4.5. Updating a cluster by using the web console

If updates are available, you can update your cluster from the web console.

You can find information about available OpenShift Container Platform advisories and updates in the errata section of the Customer Portal.

Prerequisites

  • Have access to the web console as a user with admin privileges.

Procedure

  1. From the web console, click AdministrationCluster Settings and review the contents of the Details tab.
  2. For production clusters, ensure that the Channel is set to the correct channel for the version that you want to update to, your current minor version, such as stable-4.8.

    Important

    For production clusters, you must subscribe to a stable-* or fast-* channel.

    • If the Update status is not Updates available, you cannot upgrade your cluster.
    • Select channel indicates the cluster version that your cluster is running or is updating to.
  3. Select a version to update to, the highest available version and click Save.

    The Input channel Update status changes to Update to <product-version> in progress, and you can review the progress of the cluster update by watching the progress bars for the Operators and nodes.

    Note

    If you are upgrading your cluster to the next minor version, like version 4.y to 4.(y+1), it is recommended to confirm your nodes are upgraded before deploying workloads that rely on a new feature. Any pools with worker nodes that are not yet updated are displayed on the Cluster Settings page.

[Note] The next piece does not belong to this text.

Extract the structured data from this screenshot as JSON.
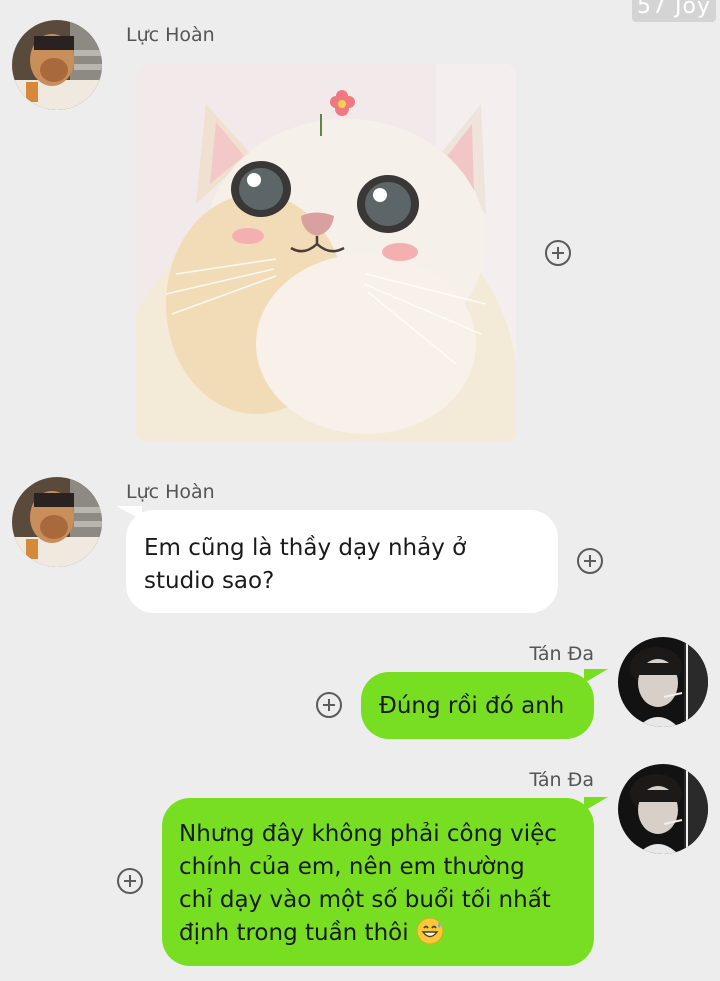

  4. After the update completes and the Cluster Version Operator refreshes the available updates, check if more updates are available in your current channel.

    • If updates are available, continue to perform updates in the current channel until you can no longer update.
    • If no updates are available, change the Channel to the stable-* or fast-* channel for the next minor version, and update to the version that you want in that channel.

    You might need to perform several intermediate updates until you reach the version that you want.

Chapter 5. Updating a cluster within a minor version by using the CLI

You can update, or upgrade, an OpenShift Container Platform cluster within a minor version by using the OpenShift CLI (oc).

5.1. Prerequisites

  • Have access to the cluster as a user with admin privileges. See Using RBAC to define and apply permissions.
  • Have a recent etcd backup in case your upgrade fails and you must restore your cluster to a previous state.
  • Ensure all Operators previously installed through Operator Lifecycle Manager (OLM) are updated to their latest version in their latest channel. Updating the Operators ensures they have a valid upgrade path when the default OperatorHub catalogs switch from the current minor version to the next during a cluster upgrade. See Upgrading installed Operators for more information.
  • Ensure that all machine config pools (MCPs) are running and not paused. Nodes associated with a paused MCP are skipped during the update process. You can pause the MCPs if you are performing a canary rollout update strategy.
  • If your cluster uses manually maintained credentials, ensure that the Cloud Credential Operator (CCO) is in an upgradeable state. For more information, see Upgrading clusters with manually maintained credentials for AWS, Azure, or GCP.
Important

Using the unsupportedConfigOverrides section to modify the configuration of an Operator is unsupported and might block cluster upgrades. You must remove this setting before you can upgrade your cluster.

Important

If you are running cluster monitoring with an attached PVC for Prometheus, you might experience OOM kills during cluster upgrade. When persistent storage is in use for Prometheus, Prometheus memory usage doubles during cluster upgrade and for several hours after upgrade is complete. To avoid the OOM kill issue, allow worker nodes with double the size of memory that was available prior to the upgrade. For example, if you are running monitoring on the minimum recommended nodes, which is 2 cores with 8 GB of RAM, increase memory to 16 GB. For more information, see BZ#1925061.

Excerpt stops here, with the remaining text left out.